The motion capture is a whole lot of nothing. The whole process, as far as I can tell, is intended to obscure as much actual acting as it possibly can. The characters, of course, don’t get to perform, as they’re supposed to rely on the actors in the suits. But those performances are obscured in turn by cartoon environment, so that everything just looks clumsy and over-done. For example, a big deal has been made about Seth Green “playing” Milo, but without being told beforehand I doubt anyone would have guessed that was who was in the suit. It’s not so much “a cartoon character that moves like Seth Green” as it is “Seth Green dancing around in a suit made out of some poor cartoon character’s skin”. The faces are the worst, with only the broadest emotions and expressions actually showing through. The voice acting is a breath of fresh air in contrast, but there are still very few performances worth noting (OK, I did kind of like Elisabeth Harnois’s hippie alien), and of course, all the voices seem out of place coming out of the character’s zombie mouths. Mars‘s ugliness can’t just be blamed on motion capture, though. The movie looks boring at its best. Atrocious character designs, bland sets, and a one-note color scheme all combine to make this the most visually unappealing animated movie I’ve seen in quite a while.

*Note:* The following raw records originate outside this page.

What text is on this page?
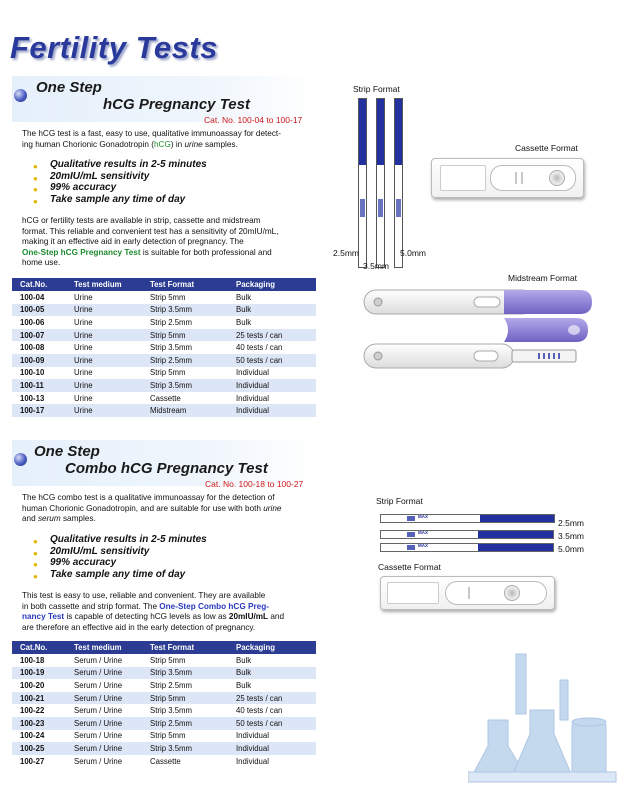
Fertility Tests
One Step
hCG Pregnancy Test
Cat. No. 100-04 to 100-17
The hCG test is a fast, easy to use, qualitative immunoassay for detect-
ing human Chorionic Gonadotropin (hCG) in urine samples.
● Qualitative results in 2-5 minutes
● 20mIU/mL sensitivity
● 99% accuracy
● Take sample any time of day
hCG or fertility tests are available in strip, cassette and midstream
format. This reliable and convenient test has a sensitivity of 20mIU/mL,
making it an effective aid in early detection of pregnancy. The
One-Step hCG Pregnancy Test is suitable for both professional and
home use.
Cat.No.	Test medium	Test Format	Packaging
100-04	Urine	Strip 5mm	Bulk
100-05	Urine	Strip 3.5mm	Bulk
100-06	Urine	Strip 2.5mm	Bulk
100-07	Urine	Strip 5mm	25 tests / can
100-08	Urine	Strip 3.5mm	40 tests / can
100-09	Urine	Strip 2.5mm	50 tests / can
100-10	Urine	Strip 5mm	Individual
100-11	Urine	Strip 3.5mm	Individual
100-13	Urine	Cassette	Individual
100-17	Urine	Midstream	Individual
One Step
Combo hCG Pregnancy Test
Cat. No. 100-18 to 100-27
The hCG combo test is a qualitative immunoassay for the detection of
human Chorionic Gonadotropin, and are suitable for use with both urine
and serum samples.
● Qualitative results in 2-5 minutes
● 20mIU/mL sensitivity
● 99% accuracy
● Take sample any time of day
This test is easy to use, reliable and convenient. They are available
in both cassette and strip format. The One-Step Combo hCG Preg-
nancy Test is capable of detecting hCG levels as low as 20mIU/mL and
are therefore an effective aid in the early detection of pregnancy.
Cat.No.	Test medium	Test Format	Packaging
100-18	Serum / Urine	Strip 5mm	Bulk
100-19	Serum / Urine	Strip 3.5mm	Bulk
100-20	Serum / Urine	Strip 2.5mm	Bulk
100-21	Serum / Urine	Strip 5mm	25 tests / can
100-22	Serum / Urine	Strip 3.5mm	40 tests / can
100-23	Serum / Urine	Strip 2.5mm	50 tests / can
100-24	Serum / Urine	Strip 5mm	Individual
100-25	Serum / Urine	Strip 3.5mm	Individual
100-27	Serum / Urine	Cassette	Individual
Strip Format
2.5mm
3.5mm
5.0mm
Cassette Format
Midstream Format
Strip Format
MAX
MAX
MAX
2.5mm
3.5mm
5.0mm
Cassette Format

The story has every cliché under the sun, which is pretty amazing when the book didn’t have any. A dad who doesn’t have enough time for his son because of work? You bet! An evil empire that needs to be toppled, leading to chase after chase through boring settings? Obviously! A love interest that’s just there for the sake of being there? They created two new characters specifically to fulfill that function! An aged-up hero who’s ten—not four—to better hit some imaginary “target audience”? Just look at the cover! That’d all be bad enough, but somehow the movie doesn’t stop at just burying the original book – it seems to want to become its antithesis.

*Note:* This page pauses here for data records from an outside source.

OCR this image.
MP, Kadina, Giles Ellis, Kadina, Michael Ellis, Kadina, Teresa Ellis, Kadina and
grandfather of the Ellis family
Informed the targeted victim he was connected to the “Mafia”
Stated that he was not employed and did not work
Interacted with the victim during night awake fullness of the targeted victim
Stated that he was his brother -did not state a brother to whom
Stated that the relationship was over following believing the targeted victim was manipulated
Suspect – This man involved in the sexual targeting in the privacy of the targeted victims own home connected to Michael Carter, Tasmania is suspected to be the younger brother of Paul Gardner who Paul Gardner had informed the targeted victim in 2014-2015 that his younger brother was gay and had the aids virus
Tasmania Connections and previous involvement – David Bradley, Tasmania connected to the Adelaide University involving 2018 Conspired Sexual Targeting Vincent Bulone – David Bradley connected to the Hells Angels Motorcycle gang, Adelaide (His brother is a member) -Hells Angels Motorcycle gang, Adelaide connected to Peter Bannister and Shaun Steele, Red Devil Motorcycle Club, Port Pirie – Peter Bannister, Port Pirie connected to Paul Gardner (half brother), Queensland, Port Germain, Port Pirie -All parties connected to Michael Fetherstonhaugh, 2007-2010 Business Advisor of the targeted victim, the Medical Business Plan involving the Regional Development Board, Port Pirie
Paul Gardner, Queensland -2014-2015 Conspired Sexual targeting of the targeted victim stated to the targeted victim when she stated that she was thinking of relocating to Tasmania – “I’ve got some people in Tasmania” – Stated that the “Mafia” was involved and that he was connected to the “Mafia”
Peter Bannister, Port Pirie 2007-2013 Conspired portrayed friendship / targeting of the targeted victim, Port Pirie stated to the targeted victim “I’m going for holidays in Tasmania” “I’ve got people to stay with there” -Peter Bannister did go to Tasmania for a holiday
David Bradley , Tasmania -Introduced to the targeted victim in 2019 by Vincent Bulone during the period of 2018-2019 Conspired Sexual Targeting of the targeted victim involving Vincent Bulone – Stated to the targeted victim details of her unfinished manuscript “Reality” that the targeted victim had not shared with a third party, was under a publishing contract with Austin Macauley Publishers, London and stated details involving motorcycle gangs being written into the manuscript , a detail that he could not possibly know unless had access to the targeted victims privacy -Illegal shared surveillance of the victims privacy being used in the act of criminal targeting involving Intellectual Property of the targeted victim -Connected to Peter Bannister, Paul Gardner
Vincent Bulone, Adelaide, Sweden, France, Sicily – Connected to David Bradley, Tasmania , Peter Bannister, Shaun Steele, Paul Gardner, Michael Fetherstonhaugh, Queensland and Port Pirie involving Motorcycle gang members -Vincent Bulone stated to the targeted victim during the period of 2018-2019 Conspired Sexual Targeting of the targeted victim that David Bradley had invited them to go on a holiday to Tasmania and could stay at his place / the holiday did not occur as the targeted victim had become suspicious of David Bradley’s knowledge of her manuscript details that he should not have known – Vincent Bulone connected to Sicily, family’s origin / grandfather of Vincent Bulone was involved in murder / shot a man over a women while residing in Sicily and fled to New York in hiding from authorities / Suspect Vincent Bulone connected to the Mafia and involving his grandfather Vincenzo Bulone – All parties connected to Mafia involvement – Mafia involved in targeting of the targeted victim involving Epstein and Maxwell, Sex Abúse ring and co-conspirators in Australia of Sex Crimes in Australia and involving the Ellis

A wretched hive of scum and villainy.The original story was a sweet morality story about how you should be nice to your mother. Milo is mean to his mother, and she is kidnapped by Martians who want her to be their mother. In this story, Milo is rude to his mom and she is kidnapped by a society made up of female Martians who have cast out their males and do not know how to mother, so they are going to use Milo’s mother to power a group of “nannybots” who will raise their children for them. Um. It turns out they’ve been doing this for quite a while, and that they pick the mothers who are best at keeping their kids under control. “What kind of message is that to send to a kid”, one character ponders, as I smack my forehead and wonder the same thing. In the end the male Martians—who are warm and tribal, as opposed to the cold, military-based females—reunite with the females in a scene that looks disturbingly like an orgy. I’m not sure what point is trying to be made here. The traditional family unit is important? Mothers should stop being so strict? Don’t do drugs while reading children’s books, your mind will wander? But I do know that it’s certainly out of place in this movie.

There is one idea here that I like; really like, in fact. The rebellious Ki (the hippie alien voiced by Elisabeth Harnois) is pretty funny. She learned English by watching TV and she has a fascination with colors and flowers, painting them everywhere, to the annoyance of the female Martian police. If her story didn’t get so little screen-time compared to the other elements of the movie, I might have liked the film better. A good film could be made out of just that.

Actually, a good film could be made out of the original Mars Needs Moms story, or even out of a story about a repressive matriarchal alien society. But not out of both at the same time, especially when you throw in Hollywood and Robert Zemeckis. The admittedly crisp Blu-ray presentation doesn’t save this one. On the plus side, this is the movie that failed so hard it caused Hollywood to finally take away Zemeckis’s mo-cap toys, so something good came out of this.